Why, I asked of some fellow media folk, is the ESPN stage empty with no other final tables running today? Why can’t move this stellar final table over there with more room for the media and lots of room for fans to take seats and watch? WHY? The Poker Shrink informed me that ESPN does not take out insurance on the stage and lounge areas if there is no final table scheduled there. There is no insurance on the area today, and evidently, no one can make a phone call to get it.

Therefore, the players are stuck in a very small space, their friends and family are having a tough time seeing the table, and those against the rail have fans breathing down their necks. The fans are annoyed that they can’t see the best final table of the WSOP so far. The non-official media is pissed at being treated rudely by the floor staff and security team – being shooed from the area and given NO explanation, leeway, or assistance.

After a few weeks of virtually no missteps on the part of Harrah’s and the WSOP, this may be one that they hear about from the players and the media.

7 Comments to “The Best Final Table We Won’t See”

  1. Kevin Mathers

    While I agree that it’s silly there’s no insurance, ESPN did record the 2004 2-7 KC Lowball tournament, but they only made it available online. How do you explain NL 2-7 draw to a casual viewer?

  2. California Jen

    Figure out a way. This is too good of a table to miss, in my opinion.

  3. DanM

    NL 2-7 single draw is so easy to understand.

    It’s like Razz, but aces are high, and flushes and straights count against you … so the best hand is 2-3-4-5-7. Two rounds of betting: once when you get your first five cards, and one after all the players draw.

    Reading your opponent is probably more critical in this game than any other — because you get so little info about your opponent’s hand.

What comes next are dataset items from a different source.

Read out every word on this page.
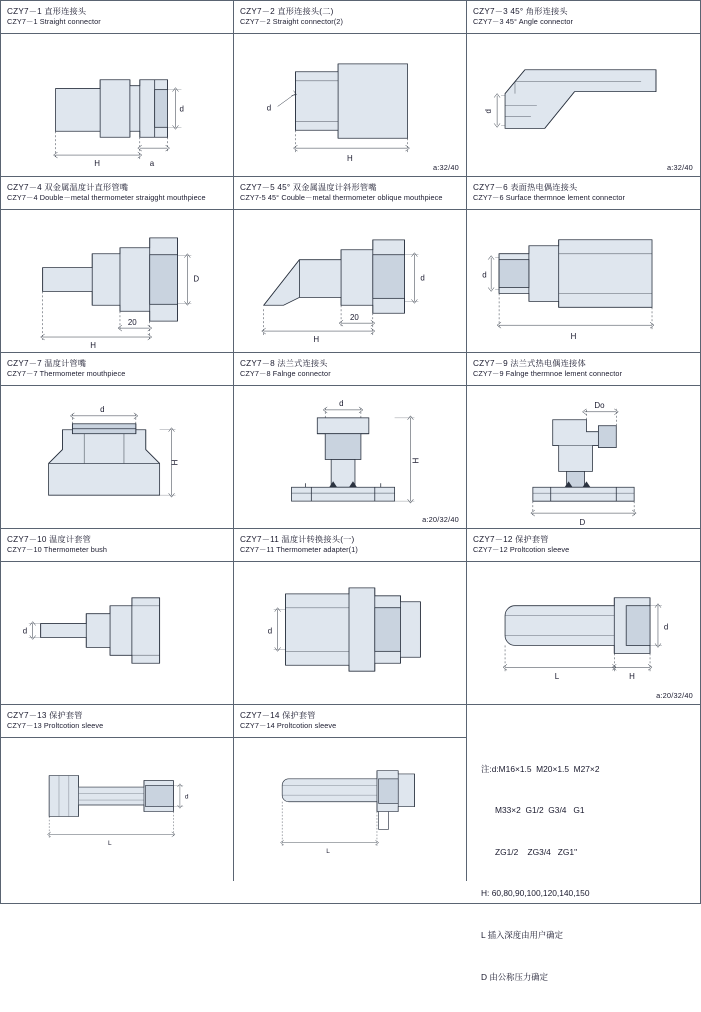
CZY7－1 直形连接头
CZY7－1 Straight connector
d
H	a
CZY7－2 直形连接头(二)
CZY7－2 Straight connector(2)
d
H
a:32/40
CZY7－3 45° 角形连接头
CZY7－3 45° Angle connector
d
a:32/40
CZY7－4 双金属温度计直形管嘴
CZY7－4 Double－metal thermometer straigght mouthpiece
D
H
20
CZY7－5 45° 双金属温度计斜形管嘴
CZY7-5 45° Couble－metal thermometer oblique mouthpiece
d
H
20
CZY7－6 表面热电偶连接头
CZY7－6 Surface thermnoe lement connector
d
H
CZY7－7 温度计管嘴
CZY7－7 Thermometer mouthpiece
d
H
CZY7－8 法兰式连接头
CZY7－8 Falnge connector
d
H
a:20/32/40
CZY7－9 法兰式热电偶连接体
CZY7－9 Falnge thermnoe lement connector
Do
D
CZY7－10 温度计套管
CZY7－10 Thermometer bush
d
CZY7－11 温度计转换接头(一)
CZY7－11 Thermometer adapter(1)
d
CZY7－12 保护套管
CZY7－12 Proltcotion sleeve
d
L	H
a:20/32/40
CZY7－13 保护套管
CZY7－13 Proltcotion sleeve
d
L
CZY7－14 保护套管
CZY7－14 Proltcotion sleeve
L

注:d:M16×1.5  M20×1.5  M27×2

M33×2  G1/2  G3/4   G1

ZG1/2    ZG3/4   ZG1"

H: 60,80,90,100,120,140,150

L 插入深度由用户确定

D 由公称压力确定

    ***This is too good of a table to miss, in my opinion.***

    OK, OK, I’m on my way! Geesh … tell Tom to shift gears and sit on his big stack now.

  4. Kevin Mathers

    For those that want to see what a 2-7 KC Lowball table could have looked like, (2004 2-7 KC Lowball final table).

  5. Poker Shrink

    Nice coverage of the table fiasco. Thanks that leaves me open to cover what I have been waiting for: MIKEY WINS!!

  6. DanM

    We actually got some of it wrong … bought what Harrah’s was telling us at face value.

    More TK

  7. California Jen

    Actually, according to Boss Pauly just now, we did get it right. It was truly an insurance issue.